Two investable themes could be specialised GPUs and analytics at smart meters to bring AI to the grid edge, spilling into data centres hungry for ROI and efficiency, and allowing AI disaggregation (spotting EVs and inefficient appliances) paired with real-time bill credits to drive demand response the consumer actually feels, he noted.
The filter for his fund is simple: solutions that can hit adoption and profitability in 12–24 months, “Bringing back the understanding that you can make money in this space is essential to catalyse more capital,” McIntyre said.
The Bottlenecks
On what still blocks financing in all types of energy, the panel converged on three choke points: Data, policy alignment, and mindset and speed. “Keep building data systems, validation and governance so AI models and financiers alike can trust the outputs.
That’s how you create conviction,” said Salem.
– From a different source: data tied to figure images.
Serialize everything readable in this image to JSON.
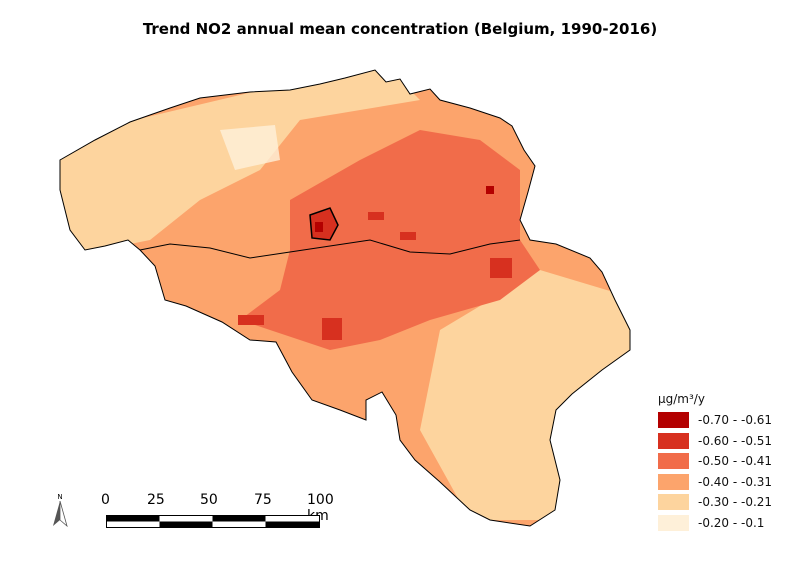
{
  "title": "Trend NO2 annual mean concentration (Belgium, 1990-2016)",
  "legend": {
    "unit": "µg/m³/y",
    "classes": [
      {
        "label": "-0.70 - -0.61",
        "color": "#b30000"
      },
      {
        "label": "-0.60 - -0.51",
        "color": "#d7301f"
      },
      {
        "label": "-0.50 - -0.41",
        "color": "#f16c4a"
      },
      {
        "label": "-0.40 - -0.31",
        "color": "#fca46c"
      },
      {
        "label": "-0.30 - -0.21",
        "color": "#fdd49e"
      },
      {
        "label": "-0.20 - -0.1",
        "color": "#fef0d9"
      }
    ]
  },
  "scalebar": {
    "ticks": [
      "0",
      "25",
      "50",
      "75",
      "100 km"
    ]
  },
  "north_arrow": {
    "label": "N"
  }
}
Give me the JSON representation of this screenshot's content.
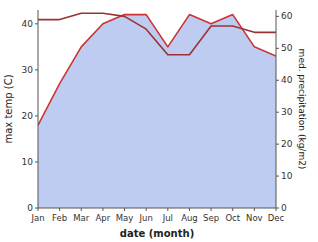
{
  "chart_data": {
    "type": "line",
    "xlabel": "date (month)",
    "ylabel": "max temp (C)",
    "y2label": "med. precipitation (kg/m2)",
    "categories": [
      "Jan",
      "Feb",
      "Mar",
      "Apr",
      "May",
      "Jun",
      "Jul",
      "Aug",
      "Sep",
      "Oct",
      "Nov",
      "Dec"
    ],
    "series": [
      {
        "type": "area",
        "color": "#aabbee",
        "values": [
          18,
          27,
          35,
          40,
          42,
          42,
          35,
          42,
          40,
          42,
          35,
          33
        ]
      },
      {
        "type": "line",
        "color": "#cc3333",
        "values": [
          18,
          27,
          35,
          40,
          42,
          42,
          35,
          42,
          40,
          42,
          35,
          33
        ]
      },
      {
        "type": "line",
        "color": "#993333",
        "axis": "y2",
        "values": [
          59,
          59,
          61,
          61,
          60,
          56,
          48,
          48,
          57,
          57,
          55,
          55
        ]
      }
    ],
    "ylim": [
      0,
      43
    ],
    "yticks": [
      0,
      10,
      20,
      30,
      40
    ],
    "y2lim": [
      0,
      62
    ],
    "y2ticks": [
      0,
      10,
      20,
      30,
      40,
      50,
      60
    ],
    "grid": false
  }
}
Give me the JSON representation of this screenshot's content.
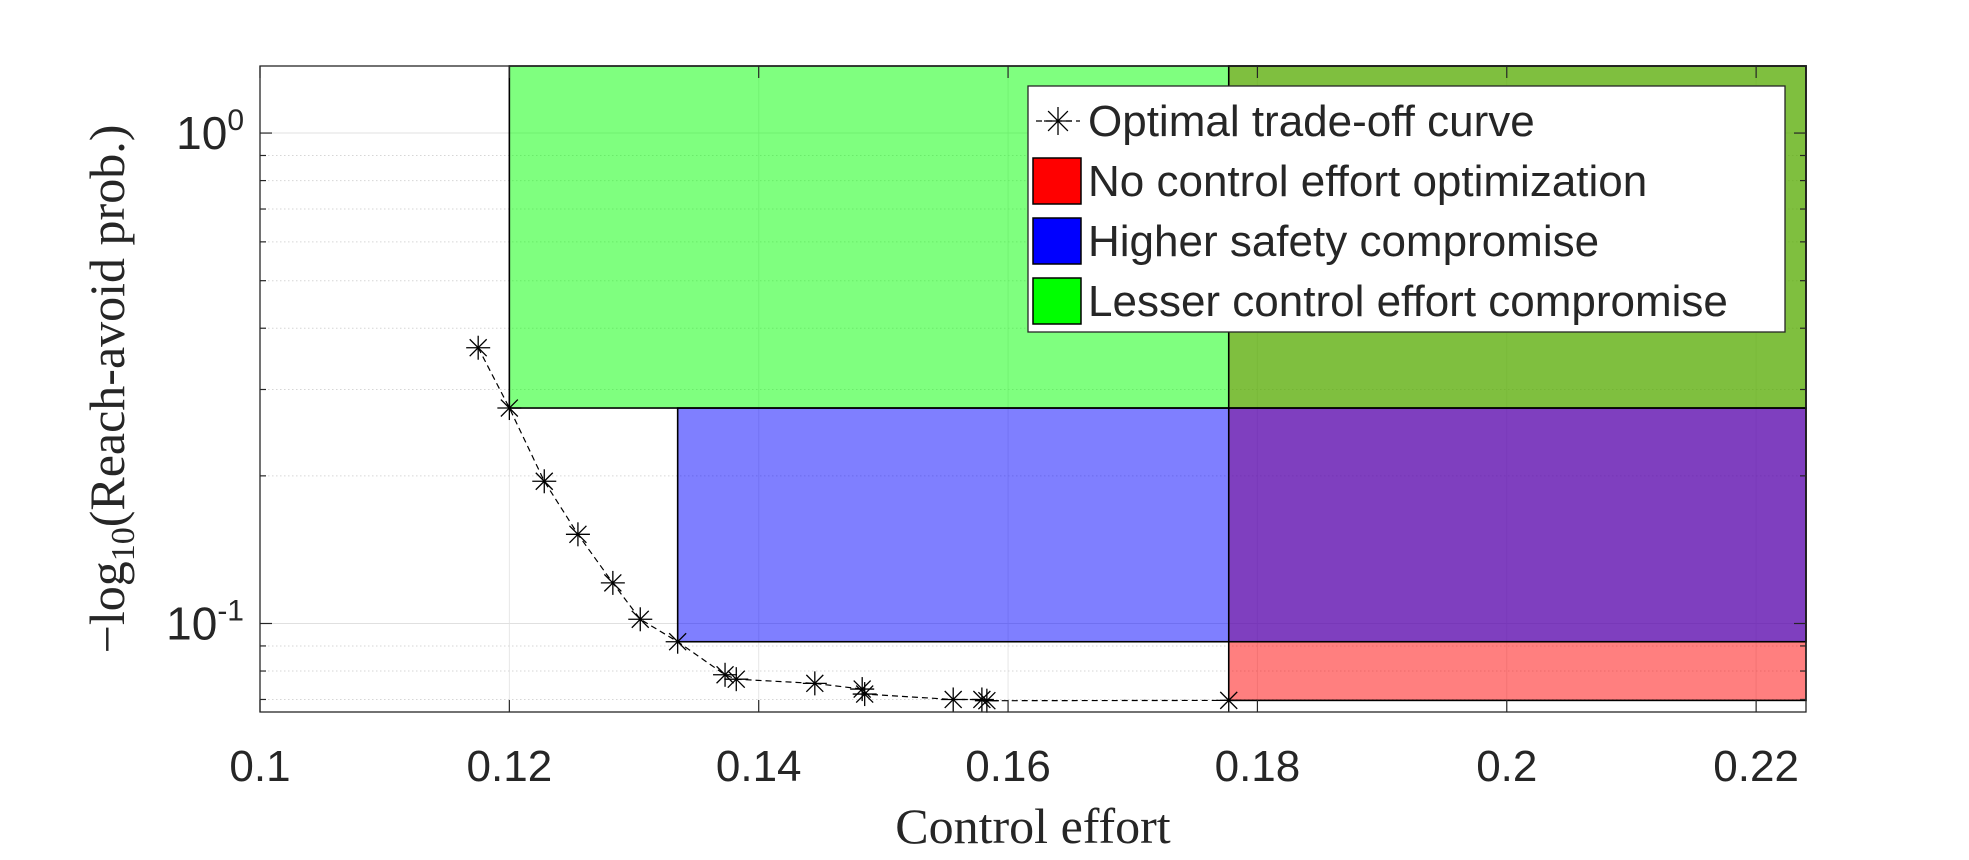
{
  "chart_data": {
    "type": "scatter",
    "xlabel": "Control effort",
    "ylabel": {
      "prefix": "−log",
      "subscript": "10",
      "suffix": "(Reach-avoid prob.)"
    },
    "yscale": "log",
    "xlim": [
      0.1,
      0.224
    ],
    "ylim": [
      0.066,
      1.37
    ],
    "xticks": [
      {
        "value": 0.1,
        "label": "0.1"
      },
      {
        "value": 0.12,
        "label": "0.12"
      },
      {
        "value": 0.14,
        "label": "0.14"
      },
      {
        "value": 0.16,
        "label": "0.16"
      },
      {
        "value": 0.18,
        "label": "0.18"
      },
      {
        "value": 0.2,
        "label": "0.2"
      },
      {
        "value": 0.22,
        "label": "0.22"
      }
    ],
    "yticks": [
      {
        "value": 0.1,
        "base": "10",
        "exp": "-1"
      },
      {
        "value": 1,
        "base": "10",
        "exp": "0"
      }
    ],
    "grid": true,
    "legend_position": "top-right",
    "series": [
      {
        "name": "Optimal trade-off curve",
        "marker": "asterisk",
        "line": "dashed",
        "color": "#000000",
        "points": [
          {
            "x": 0.1175,
            "y": 0.365
          },
          {
            "x": 0.12,
            "y": 0.275
          },
          {
            "x": 0.1228,
            "y": 0.195
          },
          {
            "x": 0.1255,
            "y": 0.152
          },
          {
            "x": 0.1283,
            "y": 0.121
          },
          {
            "x": 0.1305,
            "y": 0.102
          },
          {
            "x": 0.1335,
            "y": 0.0918
          },
          {
            "x": 0.1373,
            "y": 0.0786
          },
          {
            "x": 0.1382,
            "y": 0.077
          },
          {
            "x": 0.1445,
            "y": 0.0755
          },
          {
            "x": 0.1483,
            "y": 0.0735
          },
          {
            "x": 0.1485,
            "y": 0.0718
          },
          {
            "x": 0.1556,
            "y": 0.07
          },
          {
            "x": 0.1579,
            "y": 0.07
          },
          {
            "x": 0.1583,
            "y": 0.0696
          },
          {
            "x": 0.1777,
            "y": 0.0697
          }
        ]
      }
    ],
    "regions": [
      {
        "name": "No control effort optimization",
        "color": "#ff0000",
        "opacity": 0.5,
        "x0": 0.1777,
        "x1": 0.224,
        "y0": 0.0697,
        "y1": 1.37
      },
      {
        "name": "Higher safety compromise",
        "color": "#0000ff",
        "opacity": 0.5,
        "x0": 0.1335,
        "x1": 0.224,
        "y0": 0.0918,
        "y1": 0.275
      },
      {
        "name": "Lesser control effort compromise",
        "color": "#00ff00",
        "opacity": 0.5,
        "x0": 0.12,
        "x1": 0.224,
        "y0": 0.275,
        "y1": 1.37
      }
    ],
    "legend": [
      {
        "label": "Optimal trade-off curve",
        "kind": "marker"
      },
      {
        "label": "No control effort optimization",
        "kind": "patch",
        "color": "#ff0000"
      },
      {
        "label": "Higher safety compromise",
        "kind": "patch",
        "color": "#0000ff"
      },
      {
        "label": "Lesser control effort compromise",
        "kind": "patch",
        "color": "#00ff00"
      }
    ]
  }
}
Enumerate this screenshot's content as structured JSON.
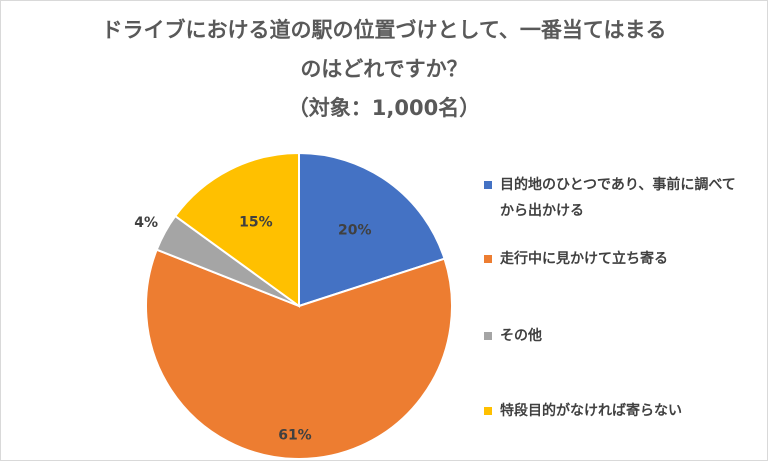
{
  "chart_data": {
    "type": "pie",
    "title_lines": [
      "ドライブにおける道の駅の位置づけとして、一番当てはまる",
      "のはどれですか？",
      "（対象：1,000名）"
    ],
    "slices": [
      {
        "label": "目的地のひとつであり、事前に調べてから出かける",
        "value": 20,
        "display": "20%",
        "color": "#4472C4"
      },
      {
        "label": "走行中に見かけて立ち寄る",
        "value": 61,
        "display": "61%",
        "color": "#ED7D31"
      },
      {
        "label": "その他",
        "value": 4,
        "display": "4%",
        "color": "#A5A5A5"
      },
      {
        "label": "特段目的がなければ寄らない",
        "value": 15,
        "display": "15%",
        "color": "#FFC000"
      }
    ],
    "legend_position": "right",
    "start": "top",
    "direction": "clockwise"
  }
}
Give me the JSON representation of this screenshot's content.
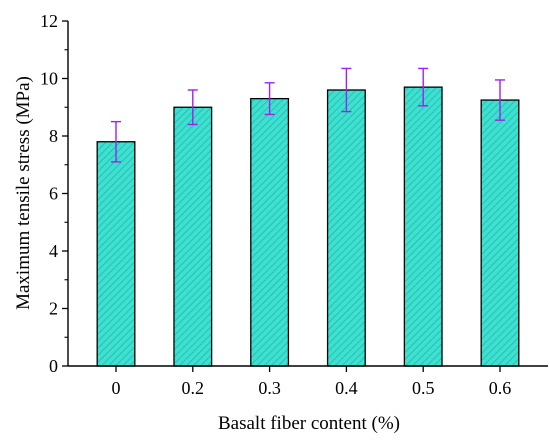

Aird noted, “Aligned global policy, particularly around carbon costs, would transform bankability.”
Lastly, McIntyre added, “Stop assuming demand is linear and time abundant. Use AI to optimise distribution and usage and move from testing to deploying.”
The panel concluded that capital will go where risk is priced, revenues are visible, and scale is engineered from day one.
“Both AI and finance start with the same thing: data.”